Recordemos el famoso episodio de los tres misteriosos personajes que Abraham hospedó y a quienes ofreció alimento bajo la encina de Mambré. El arte cristiano ha interpretado estos tres visitantes como el mism Dios, según lo sugiere el icono «La Trinidad» del pintor y monje ruso Andrei Rublev.
La realidad como presencia de Dios
Todo esto nos recuerda que la realidad que nos rodea alberga la presencia de Dios y que, para encontrarlo, es necesario educar nuestra mirada y acrecentar nuestra sensibilidad. Debemos ir más allá de lo evidente y de la superficie para descubrirlo en la profundidad de lo real.
Esto es precisamente lo que hacen Simeón y Ana, así como los pastores, los magos, los discípulos y Juan el Bautista. Ninguno de ellos estuvo exento de dificultades para ver más allá de lo perceptible a simple vista, pero de una forma u otra fueron capaces de encontrarse con Dios.

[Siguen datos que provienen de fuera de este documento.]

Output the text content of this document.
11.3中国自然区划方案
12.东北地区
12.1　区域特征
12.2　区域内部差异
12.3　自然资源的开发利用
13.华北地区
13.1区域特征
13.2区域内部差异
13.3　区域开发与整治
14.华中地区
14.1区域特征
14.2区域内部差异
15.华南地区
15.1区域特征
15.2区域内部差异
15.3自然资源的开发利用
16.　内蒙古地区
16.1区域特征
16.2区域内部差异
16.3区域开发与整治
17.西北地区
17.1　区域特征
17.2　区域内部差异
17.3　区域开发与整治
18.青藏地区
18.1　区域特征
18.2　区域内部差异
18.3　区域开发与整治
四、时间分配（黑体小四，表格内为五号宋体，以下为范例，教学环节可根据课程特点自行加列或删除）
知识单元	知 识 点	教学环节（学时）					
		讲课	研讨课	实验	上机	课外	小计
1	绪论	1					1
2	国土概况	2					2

Capaces de una mirada nueva
Ahora, esta tarea nos corresponde a nosotros. Se trata de ser capaces de reconocer a Dios en las personas que encontramos, en el entorno en el que nos movemos y en los acontecimientos que vivimos, sin quedarnos anclados en la creencia de que para estar en su presencia debemos acudir exclusivamente a la Iglesia. Es evidente que allí podemos encontrarlo, pero Dios es más grande que cualquier espacio que hayamos construido para Él; su Ser desborda los límites del tiempo y del espacio.

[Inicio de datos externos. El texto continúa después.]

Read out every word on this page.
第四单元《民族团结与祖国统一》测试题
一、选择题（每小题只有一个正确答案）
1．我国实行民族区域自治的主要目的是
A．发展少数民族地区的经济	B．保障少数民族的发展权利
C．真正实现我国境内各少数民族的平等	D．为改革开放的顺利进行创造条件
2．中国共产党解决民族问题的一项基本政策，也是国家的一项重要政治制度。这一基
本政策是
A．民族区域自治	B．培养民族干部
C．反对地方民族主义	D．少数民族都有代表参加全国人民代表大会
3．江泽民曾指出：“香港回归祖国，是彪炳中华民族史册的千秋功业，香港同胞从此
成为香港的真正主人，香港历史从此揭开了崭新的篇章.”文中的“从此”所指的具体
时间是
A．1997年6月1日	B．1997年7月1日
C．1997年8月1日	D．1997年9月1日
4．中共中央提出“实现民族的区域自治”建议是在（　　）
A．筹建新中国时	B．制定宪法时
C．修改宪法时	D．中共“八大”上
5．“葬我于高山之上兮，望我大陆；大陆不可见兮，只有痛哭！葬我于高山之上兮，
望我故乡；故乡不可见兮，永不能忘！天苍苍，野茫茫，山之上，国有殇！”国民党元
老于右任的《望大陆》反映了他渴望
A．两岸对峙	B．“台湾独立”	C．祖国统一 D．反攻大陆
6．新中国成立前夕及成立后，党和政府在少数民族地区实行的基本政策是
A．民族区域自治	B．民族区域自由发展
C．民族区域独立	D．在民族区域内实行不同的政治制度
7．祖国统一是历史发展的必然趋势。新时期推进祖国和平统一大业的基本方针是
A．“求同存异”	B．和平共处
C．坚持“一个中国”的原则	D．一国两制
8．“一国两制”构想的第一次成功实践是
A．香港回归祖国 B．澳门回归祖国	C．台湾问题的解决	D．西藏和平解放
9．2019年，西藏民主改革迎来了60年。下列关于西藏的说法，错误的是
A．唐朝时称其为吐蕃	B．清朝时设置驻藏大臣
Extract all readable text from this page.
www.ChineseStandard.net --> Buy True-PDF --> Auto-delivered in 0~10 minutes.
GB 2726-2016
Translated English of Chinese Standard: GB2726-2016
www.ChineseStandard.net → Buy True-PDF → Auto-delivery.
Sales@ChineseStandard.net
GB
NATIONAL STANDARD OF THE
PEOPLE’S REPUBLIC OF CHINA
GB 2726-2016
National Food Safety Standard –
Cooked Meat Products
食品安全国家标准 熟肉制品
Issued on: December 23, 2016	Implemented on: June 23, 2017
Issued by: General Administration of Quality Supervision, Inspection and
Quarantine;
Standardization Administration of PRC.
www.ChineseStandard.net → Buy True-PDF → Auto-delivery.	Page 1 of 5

Además, también debemos ser capaces de discernir la presencia de Dios en lo que llamamos los «signos de los tiempos», aquellas señales que nos indican que algo debe cambiar, que ha llegado el momento de tomar una decisión. No actuar, en muchos casos, significa retroceder o desviarnos de la meta. Los signos de los tiempos suelen manifestarse a través de crisis y cambios, llamándonos a actuar de forma creativa según el Espíritu, y no de manera repetitiva, dominados por el miedo o las inercias del pasado.
Conclusión
Como Iglesia, como comunidad misionera y en salida—según la expresión del Papa Francisco—, estamos llamados a no permanecer en nuestra zona de comodidad. Debemos aprender a leer los momentos de dificultad para afrontarlos con valentía y fidelidad al Evangelio. Los retos que se nos presentan son, para el creyente, el lenguaje a través del cual Dios nos pide una conversión continua y una vida más auténtica.

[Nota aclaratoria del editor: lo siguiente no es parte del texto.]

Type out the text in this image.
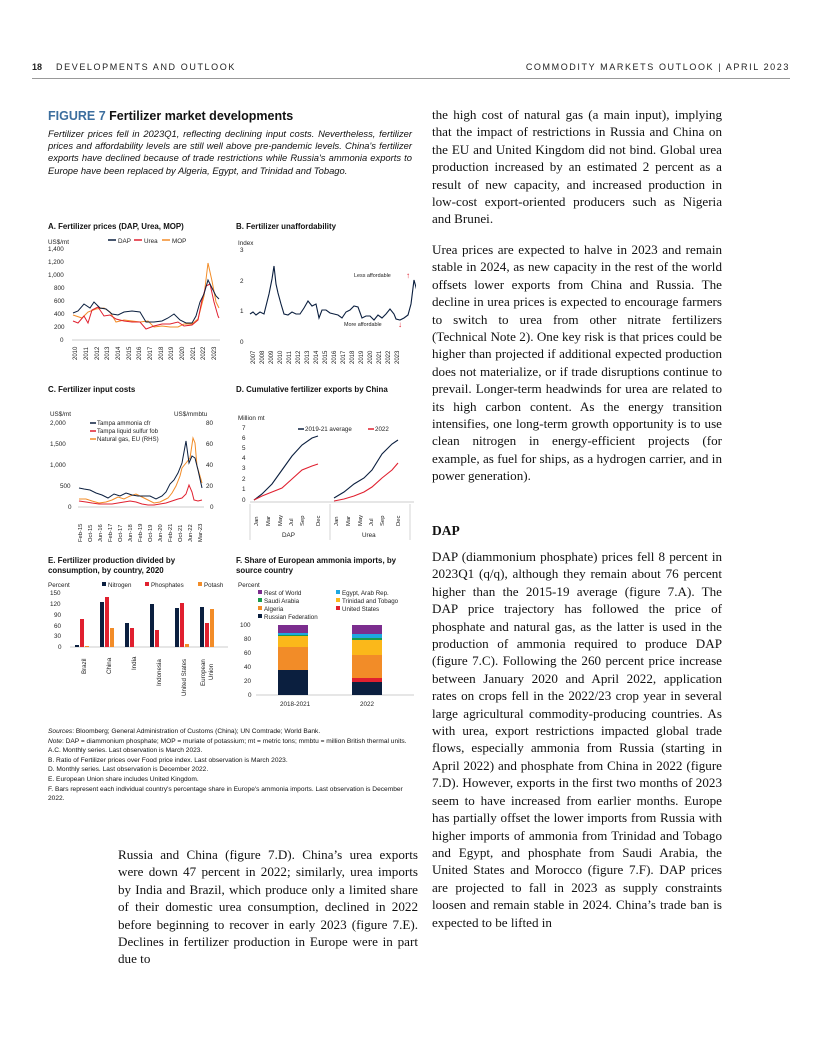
18 DEVELOPMENTS AND OUTLOOK	COMMODITY MARKETS OUTLOOK | APRIL 2023
FIGURE 7 Fertilizer market developments
Fertilizer prices fell in 2023Q1, reflecting declining input costs. Nevertheless, fertilizer prices and affordability levels are still well above pre-pandemic levels. China's fertilizer exports have declined because of trade restrictions while Russia's ammonia exports to Europe have been replaced by Algeria, Egypt, and Trinidad and Tobago.
A. Fertilizer prices (DAP, Urea, MOP)
US$/mt
1,400
1,200
1,000
800
600
400
200
0
DAP Urea MOP
2010 2011 2012 2013 2014 2015 2016 2017 2018 2019 2020 2021 2022 2023
B. Fertilizer unaffordability
Index
3
2
1
0
Less affordable
More affordable
↑
↓
2007 2008 2009 2010 2011 2012 2013 2014 2015 2016 2017 2018 2019 2020 2021 2022 2023
C. Fertilizer input costs
US$/mt	US$/mmbtu
2,000
1,500
1,000
500
0
80
60
40
20
0
Tampa ammonia cfr
Tampa liquid sulfur fob
Natural gas, EU (RHS)
Feb-15 Oct-15 Jun-16 Feb-17 Oct-17 Jun-18 Feb-19 Oct-19 Jun-20 Feb-21 Oct-21 Jun-22 Mar-23
D. Cumulative fertilizer exports by China
Million mt
7
6
5
4
3
2
1
0
2019-21 average	2022
Jan Mar May Jul Sep Dec Jan Mar May Jul Sep Dec
DAP	Urea
E. Fertilizer production divided by consumption, by country, 2020
Percent
150
120
90
60
30
0
Nitrogen	Phosphates	Potash
Brazil	China	India	Indonesia	United States European Union
F. Share of European ammonia imports, by source country
Percent
Rest of World	Egypt, Arab Rep.
Saudi Arabia	Trinidad and Tobago
Algeria	United States
Russian Federation
100
80
60
40
20
0
2018-2021	2022
Sources: Bloomberg; General Administration of Customs (China); UN Comtrade; World Bank.
Note: DAP = diammonium phosphate; MOP = muriate of potassium; mt = metric tons; mmbtu = million British thermal units.
A.C. Monthly series. Last observation is March 2023.
B. Ratio of Fertilizer prices over Food price index. Last observation is March 2023.
D. Monthly series. Last observation is December 2022.
E. European Union share includes United Kingdom.
F. Bars represent each individual country's percentage share in Europe's ammonia imports. Last observation is December 2022.
Russia and China (figure 7.D). China’s urea exports were down 47 percent in 2022; similarly, urea imports by India and Brazil, which produce only a limited share of their domestic urea consumption, declined in 2022 before beginning to recover in early 2023 (figure 7.E). Declines in fertilizer production in Europe were in part due to
the high cost of natural gas (a main input), implying that the impact of restrictions in Russia and China on the EU and United Kingdom did not bind. Global urea production increased by an estimated 2 percent as a result of new capacity, and increased production in low-cost export-oriented producers such as Nigeria and Brunei.
Urea prices are expected to halve in 2023 and remain stable in 2024, as new capacity in the rest of the world offsets lower exports from China and Russia. The decline in urea prices is expected to encourage farmers to switch to urea from other nitrate fertilizers (Technical Note 2). One key risk is that prices could be higher than projected if additional expected production does not materialize, or if trade disruptions continue to prevail. Longer-term headwinds for urea are related to its high carbon content. As the energy transition intensifies, one long-term growth opportunity is to use clean nitrogen in energy-efficient projects (for example, as fuel for ships, as a hydrogen carrier, and in power generation).
DAP
DAP (diammonium phosphate) prices fell 8 percent in 2023Q1 (q/q), although they remain about 76 percent higher than the 2015-19 average (figure 7.A). The DAP price trajectory has followed the price of phosphate and natural gas, as the latter is used in the production of ammonia required to produce DAP (figure 7.C). Following the 260 percent price increase between January 2020 and April 2022, application rates on crops fell in the 2022/23 crop year in several large agricultural commodity-producing countries. As with urea, export restrictions impacted global trade flows, especially ammonia from Russia (starting in April 2022) and phosphate from China in 2022 (figure 7.D). However, exports in the first two months of 2023 seem to have increased from earlier months. Europe has partially offset the lower imports from Russia with higher imports of ammonia from Trinidad and Tobago and Egypt, and phosphate from Saudi Arabia, the United States and Morocco (figure 7.F). DAP prices are projected to fall in 2023 as supply constraints loosen and remain stable in 2024. China’s trade ban is expected to be lifted in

Dios se nos manifiesta en los pobres materiales, como Jesús, que no tenía un techo donde descansar. También se hace presente en los pobres espirituales que la sociedad genera para convertirlos en consumidores de deseos insaciables. Lo encontramos en las víctimas de la violencia, del abuso, de la intolerancia, del racismo y, en general, en los marginados de la sociedad y de la Iglesia, aquellos a quienes Jesús dedicó un interés especial durante toda su vida.
Allí debemos estar nosotros, como Simeón y Ana: con una mirada capaz de descubrir a Dios más allá de lo visible, reconociendo su presencia real y misteriosa en el corazón de la historia.